“A Igreja é para o povo, seus corações devem bater num mesmo ritmo”: quem diz é o vigário geral da arquidiocese da Tunísia, padre Nicolas Lhernould. Lembrando do Natal recentemente comemorado, “as igrejas estavam repletas” – a despeito de um atentado ocorrido no centro da capital, algumas semanas antes. Muitos amigos tunisianos vieram por curiosidade, para ver como festejamos o Natal”. Algo talvez surpreendente, considerando o que se passava na Líbia ou na Argélia, há apenas algumas dezenas de quilômetros. Na Tunísia, diz o padre Lhernould, “a situação dos cristãos é boa; não há tensões interreligiosas. As preocupações dizem respeito a todo o povo: segurança, a economia”. Mesmo assim, quando se inflamam novos protestos, motivados pela pobreza que assola principalmente as regiões interiores do país, é preciso estar atento para não se deixar seduzir pelos discursos sectários.

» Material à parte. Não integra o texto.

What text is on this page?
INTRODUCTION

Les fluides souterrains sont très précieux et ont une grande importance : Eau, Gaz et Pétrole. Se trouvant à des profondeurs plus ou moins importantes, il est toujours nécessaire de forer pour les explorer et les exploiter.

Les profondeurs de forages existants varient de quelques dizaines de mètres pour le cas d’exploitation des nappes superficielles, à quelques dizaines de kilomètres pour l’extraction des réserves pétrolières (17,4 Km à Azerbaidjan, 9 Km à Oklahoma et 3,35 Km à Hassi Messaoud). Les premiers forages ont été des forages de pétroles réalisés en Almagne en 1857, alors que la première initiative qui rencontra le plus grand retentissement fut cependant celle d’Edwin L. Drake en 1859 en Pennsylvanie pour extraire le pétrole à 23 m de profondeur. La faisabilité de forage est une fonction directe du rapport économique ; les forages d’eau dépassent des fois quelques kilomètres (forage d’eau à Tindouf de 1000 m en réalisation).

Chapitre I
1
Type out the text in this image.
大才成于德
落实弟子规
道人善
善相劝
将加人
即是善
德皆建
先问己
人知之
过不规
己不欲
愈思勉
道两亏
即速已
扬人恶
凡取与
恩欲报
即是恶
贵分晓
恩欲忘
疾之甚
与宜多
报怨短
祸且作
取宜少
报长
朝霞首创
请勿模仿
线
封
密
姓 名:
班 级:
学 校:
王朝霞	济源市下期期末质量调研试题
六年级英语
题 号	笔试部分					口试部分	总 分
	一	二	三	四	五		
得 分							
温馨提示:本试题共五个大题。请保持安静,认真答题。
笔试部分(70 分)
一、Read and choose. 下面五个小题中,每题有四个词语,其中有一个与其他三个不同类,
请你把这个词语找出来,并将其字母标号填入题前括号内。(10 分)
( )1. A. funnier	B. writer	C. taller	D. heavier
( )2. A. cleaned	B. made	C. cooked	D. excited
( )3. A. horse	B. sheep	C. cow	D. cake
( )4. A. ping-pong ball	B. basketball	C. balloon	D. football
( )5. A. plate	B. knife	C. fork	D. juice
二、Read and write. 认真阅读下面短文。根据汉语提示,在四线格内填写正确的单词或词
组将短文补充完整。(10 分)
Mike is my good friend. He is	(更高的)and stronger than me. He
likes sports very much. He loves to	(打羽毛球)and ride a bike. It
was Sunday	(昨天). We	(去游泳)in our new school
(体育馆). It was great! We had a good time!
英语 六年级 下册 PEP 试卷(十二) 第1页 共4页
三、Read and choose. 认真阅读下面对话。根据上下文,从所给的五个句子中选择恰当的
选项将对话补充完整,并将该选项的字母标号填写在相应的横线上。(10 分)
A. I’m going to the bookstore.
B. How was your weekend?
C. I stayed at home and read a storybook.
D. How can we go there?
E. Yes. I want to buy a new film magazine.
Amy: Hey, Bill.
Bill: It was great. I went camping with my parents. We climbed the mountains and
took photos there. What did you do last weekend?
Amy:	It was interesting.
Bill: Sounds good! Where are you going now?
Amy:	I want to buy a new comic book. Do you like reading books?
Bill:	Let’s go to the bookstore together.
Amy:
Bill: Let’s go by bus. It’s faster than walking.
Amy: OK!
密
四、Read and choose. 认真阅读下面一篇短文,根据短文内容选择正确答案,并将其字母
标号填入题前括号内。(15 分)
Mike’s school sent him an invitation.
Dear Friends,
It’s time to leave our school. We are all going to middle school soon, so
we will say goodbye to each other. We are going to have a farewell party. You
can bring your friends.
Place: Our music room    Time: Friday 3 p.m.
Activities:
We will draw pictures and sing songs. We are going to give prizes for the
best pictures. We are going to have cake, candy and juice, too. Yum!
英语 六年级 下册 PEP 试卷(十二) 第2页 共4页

A Igreja tunisiana está “à escuta de Deus e do país”, para entender como atuar nas periferias. Muita coisa mudou desde os anos 70, quando os religiosos eram convidados para os projetos de desenvolvimento educacionais e sanitários; hoje o cenário mudou e as demandas são outras. Mas o “pequeno rebanho” de católicos da Tunísia não está de modo algum acomodado. É uma igreja de imigrantes quase em sua totalidade, originados de cerca de 80 países; mas de forma alguma uma igreja de “estrangeiros”. “Consideramo-nos uma igreja de cidadãos” – enfatiza padre Lhernould -.
“Ser um cidadão não significa ter passaporte tunisiano, mas sim ser visto pelos demais tunisianos como verdadeiro membro desta sociedade”.
Nos tantos casamentos mistos, as mulheres católicas “vivem na linha de frente os reais desafios ao diálogo e à educação dos filhos”. As dez escolas católicas do país “não são escolas para a comunidade cristã. São administradas por religiosos, mas seguem currículos definidos pelo Estado e têm uma maioria de alunos muçulmanos”. Há obras de caridade desenvolvidas em cooperação com associações muçulmanas, como o projeto de assistência a portadores de deficiências ou o de suporte a mães e gestantes adolescentes. “Estas ações conjuntas são preciosas, viabilizam grandes progressos”.
Um provérbio tunisiano diz: “não escolha sua casa, escolha antes seus vizinhos”. “A convivência verdadeira entre as pessoas produz respeito e confiança. Esse é nosso verdadeiro tesouro. Mostramos com nossas vidas que, contrariamente aos discursos sectários, podemos trabalhar juntos pelo humano”, diz o padre Lhernould.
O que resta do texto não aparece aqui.